Una Carmen trasgressiva?
Musica di Georges Bizet. Milano, Teatro alla Scala.
Polemiche il 7 dicembre scorso per la regia di Emma Dante. Ma cercare di attualizzare l’opera è liberarla dalla routine di regie datate. Certo, Carmen, gitana libera da tutti, anche dall’amore, per cui rinuncia alla vita, è materia per un allestimento puntato al fosco. Emma Dante ci ha messo una sicilianità vera, creando un mondo barocco di contorno alla vicenda Carmen-don Josè, suonato a molti sviante rispetto all’opera di Bizet.

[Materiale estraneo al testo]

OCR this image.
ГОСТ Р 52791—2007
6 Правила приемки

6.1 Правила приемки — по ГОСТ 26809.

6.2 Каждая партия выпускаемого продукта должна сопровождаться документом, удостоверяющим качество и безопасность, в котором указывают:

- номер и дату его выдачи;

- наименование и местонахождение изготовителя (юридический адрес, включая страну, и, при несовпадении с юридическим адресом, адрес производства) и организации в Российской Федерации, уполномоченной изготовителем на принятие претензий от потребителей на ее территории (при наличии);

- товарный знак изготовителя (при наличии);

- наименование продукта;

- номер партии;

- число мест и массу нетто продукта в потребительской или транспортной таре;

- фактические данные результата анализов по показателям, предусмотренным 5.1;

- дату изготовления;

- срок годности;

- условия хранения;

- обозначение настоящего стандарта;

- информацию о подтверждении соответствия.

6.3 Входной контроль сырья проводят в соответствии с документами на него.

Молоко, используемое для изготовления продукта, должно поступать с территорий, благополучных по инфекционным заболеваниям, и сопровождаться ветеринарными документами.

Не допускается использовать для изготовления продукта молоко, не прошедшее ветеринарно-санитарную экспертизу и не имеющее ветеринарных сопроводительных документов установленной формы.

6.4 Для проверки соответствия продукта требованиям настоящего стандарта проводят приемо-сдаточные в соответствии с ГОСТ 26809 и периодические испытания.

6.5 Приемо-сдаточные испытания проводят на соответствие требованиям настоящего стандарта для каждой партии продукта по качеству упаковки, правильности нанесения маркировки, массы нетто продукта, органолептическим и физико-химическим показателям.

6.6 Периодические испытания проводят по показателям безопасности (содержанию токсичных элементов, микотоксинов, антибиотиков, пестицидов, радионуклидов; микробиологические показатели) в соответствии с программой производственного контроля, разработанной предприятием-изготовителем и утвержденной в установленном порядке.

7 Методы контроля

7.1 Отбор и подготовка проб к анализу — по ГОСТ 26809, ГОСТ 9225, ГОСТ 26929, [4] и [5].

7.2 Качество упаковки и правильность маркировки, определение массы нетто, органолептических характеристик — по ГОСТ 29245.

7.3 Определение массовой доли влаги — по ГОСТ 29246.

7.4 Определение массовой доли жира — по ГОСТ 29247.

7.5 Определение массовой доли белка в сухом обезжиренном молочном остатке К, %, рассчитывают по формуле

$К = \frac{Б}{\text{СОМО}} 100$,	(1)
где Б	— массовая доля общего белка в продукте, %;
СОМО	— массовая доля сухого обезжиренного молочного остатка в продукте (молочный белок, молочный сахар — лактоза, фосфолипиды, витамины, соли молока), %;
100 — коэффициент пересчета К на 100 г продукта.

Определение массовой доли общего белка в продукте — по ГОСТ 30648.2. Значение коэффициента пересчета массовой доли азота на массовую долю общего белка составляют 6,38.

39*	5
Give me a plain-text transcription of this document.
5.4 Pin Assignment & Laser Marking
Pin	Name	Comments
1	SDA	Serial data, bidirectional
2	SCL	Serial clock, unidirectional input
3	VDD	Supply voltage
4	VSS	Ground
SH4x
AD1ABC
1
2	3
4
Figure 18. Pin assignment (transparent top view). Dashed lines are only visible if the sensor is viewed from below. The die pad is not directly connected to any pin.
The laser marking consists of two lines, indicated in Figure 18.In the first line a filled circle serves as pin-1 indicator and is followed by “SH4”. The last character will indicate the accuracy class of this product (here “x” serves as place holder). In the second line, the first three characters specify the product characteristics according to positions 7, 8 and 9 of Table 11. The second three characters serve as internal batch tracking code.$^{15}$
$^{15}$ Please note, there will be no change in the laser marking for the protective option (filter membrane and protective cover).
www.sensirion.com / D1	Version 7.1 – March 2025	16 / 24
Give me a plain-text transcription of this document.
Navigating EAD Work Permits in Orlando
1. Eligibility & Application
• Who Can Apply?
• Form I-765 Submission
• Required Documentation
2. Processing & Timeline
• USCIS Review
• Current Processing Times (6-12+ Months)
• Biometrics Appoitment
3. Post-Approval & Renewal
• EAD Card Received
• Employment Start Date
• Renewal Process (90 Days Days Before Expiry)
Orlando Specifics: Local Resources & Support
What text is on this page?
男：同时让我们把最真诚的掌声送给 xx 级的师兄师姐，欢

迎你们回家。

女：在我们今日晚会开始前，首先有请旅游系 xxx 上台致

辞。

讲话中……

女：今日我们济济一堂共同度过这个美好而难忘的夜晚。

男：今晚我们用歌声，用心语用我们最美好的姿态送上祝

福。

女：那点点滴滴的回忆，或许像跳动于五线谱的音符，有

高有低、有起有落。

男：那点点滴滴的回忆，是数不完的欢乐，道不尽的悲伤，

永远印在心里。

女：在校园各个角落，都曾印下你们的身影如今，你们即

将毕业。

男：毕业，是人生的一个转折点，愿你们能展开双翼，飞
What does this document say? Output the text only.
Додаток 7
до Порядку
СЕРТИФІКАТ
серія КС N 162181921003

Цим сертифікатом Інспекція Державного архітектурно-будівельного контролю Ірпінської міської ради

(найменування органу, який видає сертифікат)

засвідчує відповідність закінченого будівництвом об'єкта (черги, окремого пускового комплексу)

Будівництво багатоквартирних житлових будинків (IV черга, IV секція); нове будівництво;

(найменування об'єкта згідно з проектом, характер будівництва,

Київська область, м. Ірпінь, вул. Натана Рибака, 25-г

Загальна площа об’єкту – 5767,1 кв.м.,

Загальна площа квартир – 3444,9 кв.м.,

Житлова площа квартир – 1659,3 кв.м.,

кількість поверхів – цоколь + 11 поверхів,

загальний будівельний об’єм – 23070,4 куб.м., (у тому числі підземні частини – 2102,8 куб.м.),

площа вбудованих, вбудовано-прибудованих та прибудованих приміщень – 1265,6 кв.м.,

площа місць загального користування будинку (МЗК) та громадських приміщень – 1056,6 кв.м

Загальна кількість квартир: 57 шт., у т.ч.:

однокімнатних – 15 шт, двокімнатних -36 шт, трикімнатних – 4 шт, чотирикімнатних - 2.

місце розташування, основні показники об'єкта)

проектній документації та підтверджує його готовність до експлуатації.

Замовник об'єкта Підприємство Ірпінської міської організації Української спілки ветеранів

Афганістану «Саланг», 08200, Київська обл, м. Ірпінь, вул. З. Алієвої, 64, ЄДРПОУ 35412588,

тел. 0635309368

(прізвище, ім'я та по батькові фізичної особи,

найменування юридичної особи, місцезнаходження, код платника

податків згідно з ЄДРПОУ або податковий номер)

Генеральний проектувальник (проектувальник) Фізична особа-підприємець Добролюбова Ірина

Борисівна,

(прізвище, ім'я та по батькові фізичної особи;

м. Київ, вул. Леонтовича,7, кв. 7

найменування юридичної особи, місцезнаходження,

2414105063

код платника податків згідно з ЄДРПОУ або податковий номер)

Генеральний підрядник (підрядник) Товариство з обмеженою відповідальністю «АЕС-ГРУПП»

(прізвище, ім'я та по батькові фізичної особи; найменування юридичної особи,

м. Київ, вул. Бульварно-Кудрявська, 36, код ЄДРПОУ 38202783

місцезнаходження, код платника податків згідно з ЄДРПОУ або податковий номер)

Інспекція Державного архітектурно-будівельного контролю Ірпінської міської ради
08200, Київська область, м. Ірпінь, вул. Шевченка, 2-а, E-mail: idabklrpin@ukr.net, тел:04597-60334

Tra preti, crocifissi, un tentato stupro di Carmen e lei stessa sgozzata tra un gruppo di prefiche: ce n’era abbastanza per i puristi. Ma il fatalismo è dentro la storia di Carmen e giustifica, a parte gli eccessi, la scelta della regista. È mancato lo spirito integrale di Bizet. L’opera è del 1875: anni di fascinazione esotica degli artisti. Bizet si inventa una Spagna del tutto musicale: c’è il dramma e ci sono leggerezza, lirismo, folclore, mistero. Nasce un’opera di raro equilibrio scenico e musicale: viva.
Ma Baremboim, direttore forse sopravvalutato, ha puntato ad un tragedismo lento e wagneriano. Bravi però i cantanti-attori, Anita Rachvelishvili, Jonas Kaufmann, Erwin Schott, l’orchestra e il coro.